Do you people remember good ol’ weddings (especially the Tam Brahm ones) that you attended when you were probably anywhere between 5-12 yrs old, provided you were born on the wrong (or is it the right side) of the 80s?, ie, before 1980 itself. Apart from all the lovely gift wrapped boxes (which for some funny reason were always in red color), and the white envelopes containing Gandhi notes (which in those days were only the Rs 500 ones, unlike today) you always had the smattering of congratulatory telegrams from relatives all over the country who couldn’t quite make it to the wedding.
Why they couldn’t make it to the wedding is yet another blog post in itself which will tell the story of Indian Railways in the 80s. That in itself is a long walk down memory lane, but this post is more about the telegrams themselves.
I don’t remember whose wedding it was, but this I clearly remember, me and my dad and my uncles sitting down in the afternoon of the wedding with all those telegrams. We actually used to make a list of the names and locations of the people who actually sent out these telegrams. In fact, I remember one of my fastidious uncles actually going ahead and sending out personalized “Thank You” inland letters to each of these well-wishers who sent out the telegrams.
In fact, those were days when you actually had the Short Address of the Kalyana Mantapam on the Wedding Invitation itself, for eg, if the Mantapam was located at Kaustubam, Thrissur, the Short Address would be printed something like “Grams: KAUSTUTRCR” right at the bottom of the wedding invitation.
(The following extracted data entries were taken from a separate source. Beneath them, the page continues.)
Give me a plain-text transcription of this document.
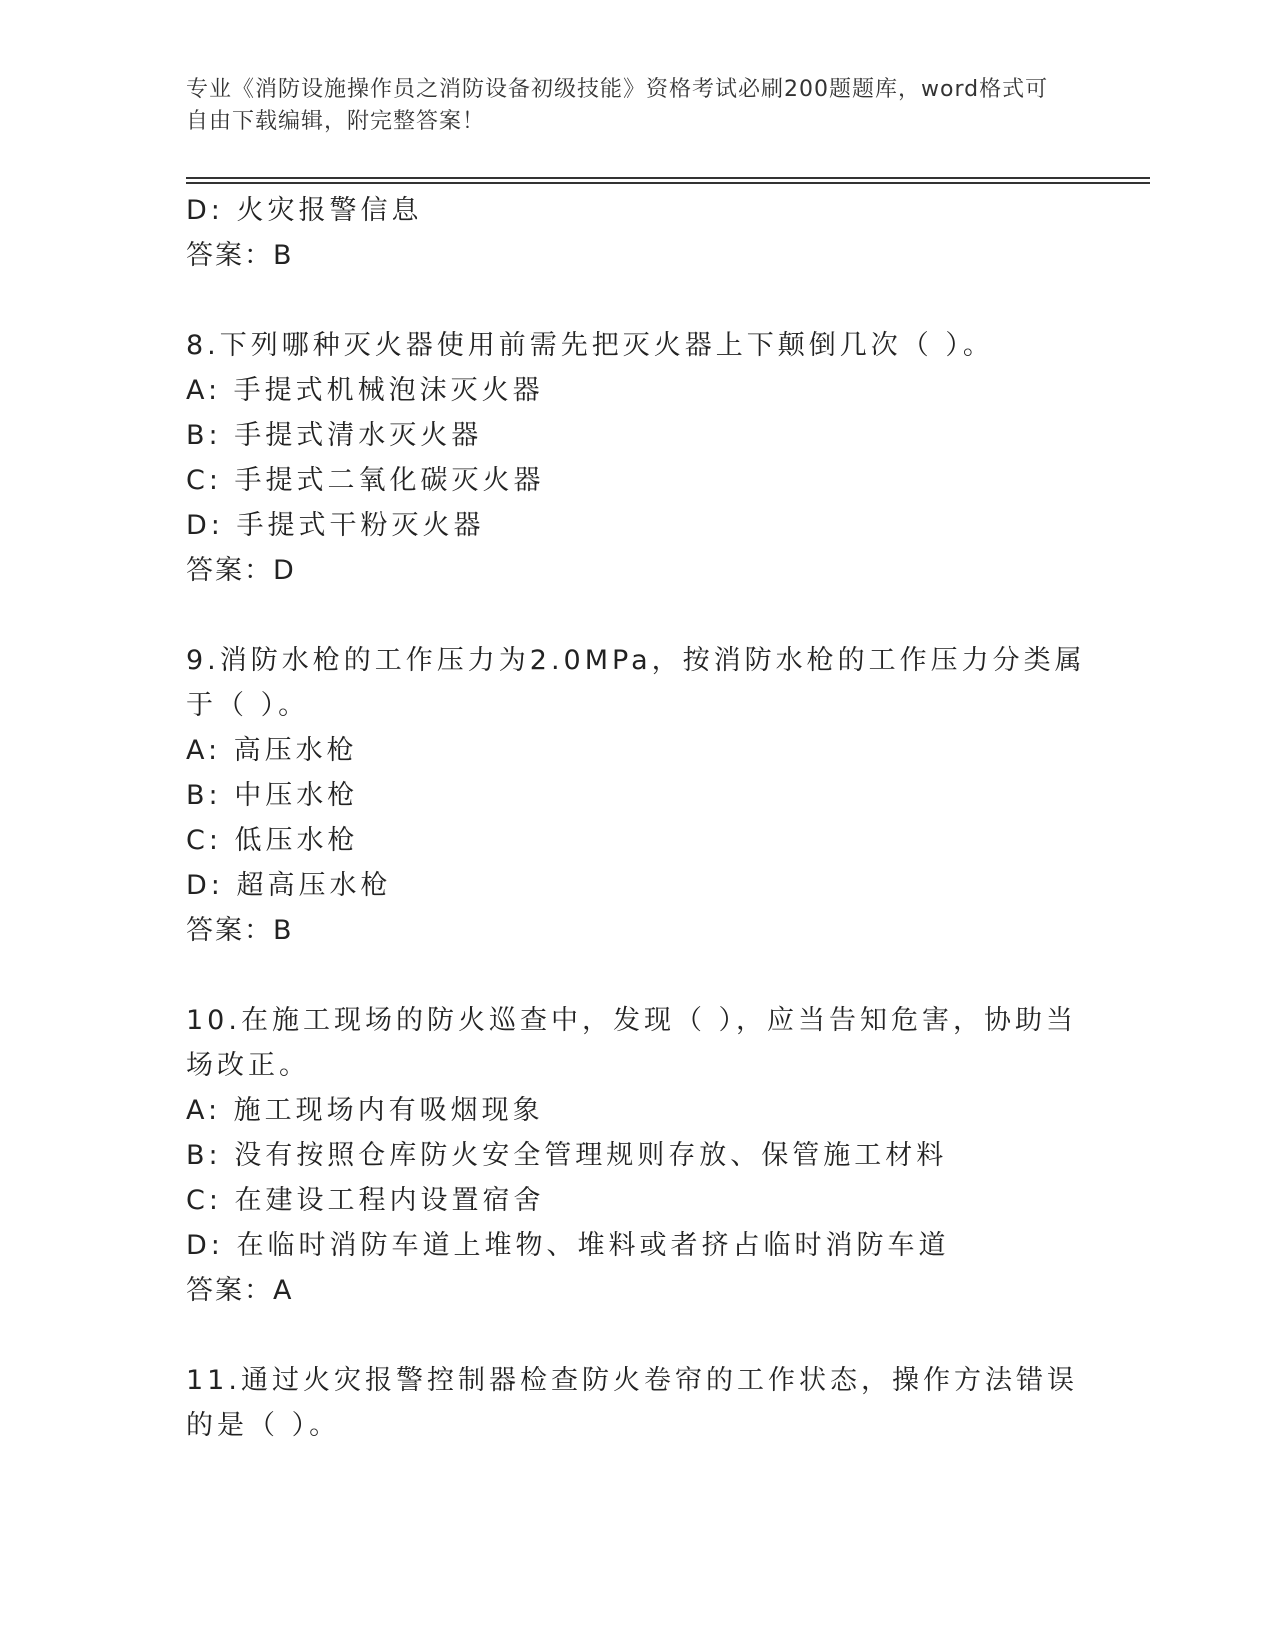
专业《消防设施操作员之消防设备初级技能》资格考试必刷200题题库，word格式可自由下载编辑，附完整答案！
D: 火灾报警信息
答案：B
8.下列哪种灭火器使用前需先把灭火器上下颠倒几次（ ）。
A: 手提式机械泡沫灭火器
B: 手提式清水灭火器
C: 手提式二氧化碳灭火器
D: 手提式干粉灭火器
答案：D
9.消防水枪的工作压力为2.0MPa，按消防水枪的工作压力分类属于（ ）。
A: 高压水枪
B: 中压水枪
C: 低压水枪
D: 超高压水枪
答案：B
10.在施工现场的防火巡查中，发现（ ），应当告知危害，协助当场改正。
A: 施工现场内有吸烟现象
B: 没有按照仓库防火安全管理规则存放、保管施工材料
C: 在建设工程内设置宿舍
D: 在临时消防车道上堆物、堆料或者挤占临时消防车道
答案：A
11.通过火灾报警控制器检查防火卷帘的工作状态，操作方法错误的是（ ）。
This was our way of telling people that it was ok for them not to attend the wedding itself, but had to surely send out at least a telegram with their blessings in it.
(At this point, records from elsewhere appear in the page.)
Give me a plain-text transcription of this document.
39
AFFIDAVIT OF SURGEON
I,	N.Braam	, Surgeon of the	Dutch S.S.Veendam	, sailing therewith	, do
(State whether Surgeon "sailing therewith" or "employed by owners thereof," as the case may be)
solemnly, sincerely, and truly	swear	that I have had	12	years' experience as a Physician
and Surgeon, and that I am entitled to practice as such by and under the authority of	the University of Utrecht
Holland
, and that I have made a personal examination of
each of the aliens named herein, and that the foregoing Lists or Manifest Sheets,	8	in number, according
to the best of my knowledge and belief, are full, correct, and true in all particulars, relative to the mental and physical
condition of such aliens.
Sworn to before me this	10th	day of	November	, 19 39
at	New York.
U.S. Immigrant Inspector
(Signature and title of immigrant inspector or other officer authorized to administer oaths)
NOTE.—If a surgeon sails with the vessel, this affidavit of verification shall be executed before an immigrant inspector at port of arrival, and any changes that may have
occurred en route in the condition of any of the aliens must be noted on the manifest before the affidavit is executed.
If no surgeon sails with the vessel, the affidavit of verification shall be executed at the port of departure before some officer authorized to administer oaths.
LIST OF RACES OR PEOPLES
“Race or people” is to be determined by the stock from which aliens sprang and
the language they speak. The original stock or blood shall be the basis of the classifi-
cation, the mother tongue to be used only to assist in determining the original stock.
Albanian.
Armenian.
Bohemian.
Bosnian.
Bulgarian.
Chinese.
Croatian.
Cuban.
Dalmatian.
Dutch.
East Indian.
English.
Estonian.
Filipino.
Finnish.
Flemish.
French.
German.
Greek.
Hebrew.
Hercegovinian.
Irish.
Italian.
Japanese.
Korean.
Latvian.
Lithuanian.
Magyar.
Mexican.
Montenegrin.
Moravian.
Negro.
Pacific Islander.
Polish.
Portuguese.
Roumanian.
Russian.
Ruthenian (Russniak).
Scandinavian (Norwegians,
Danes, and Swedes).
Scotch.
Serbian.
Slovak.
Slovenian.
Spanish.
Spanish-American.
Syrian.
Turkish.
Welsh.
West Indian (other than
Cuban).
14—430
The main reason I was taken back to these lovely days was this article in Livemint in which the authors have chronicled the rise and the fall of the Indian Telegraph System. This article is comprehensive in terms of the coverage and historical accuracy, and what’s more interesting is the fact that it is peppered with quotes and anecdotes from Telegraph employees who are still in the service of the department.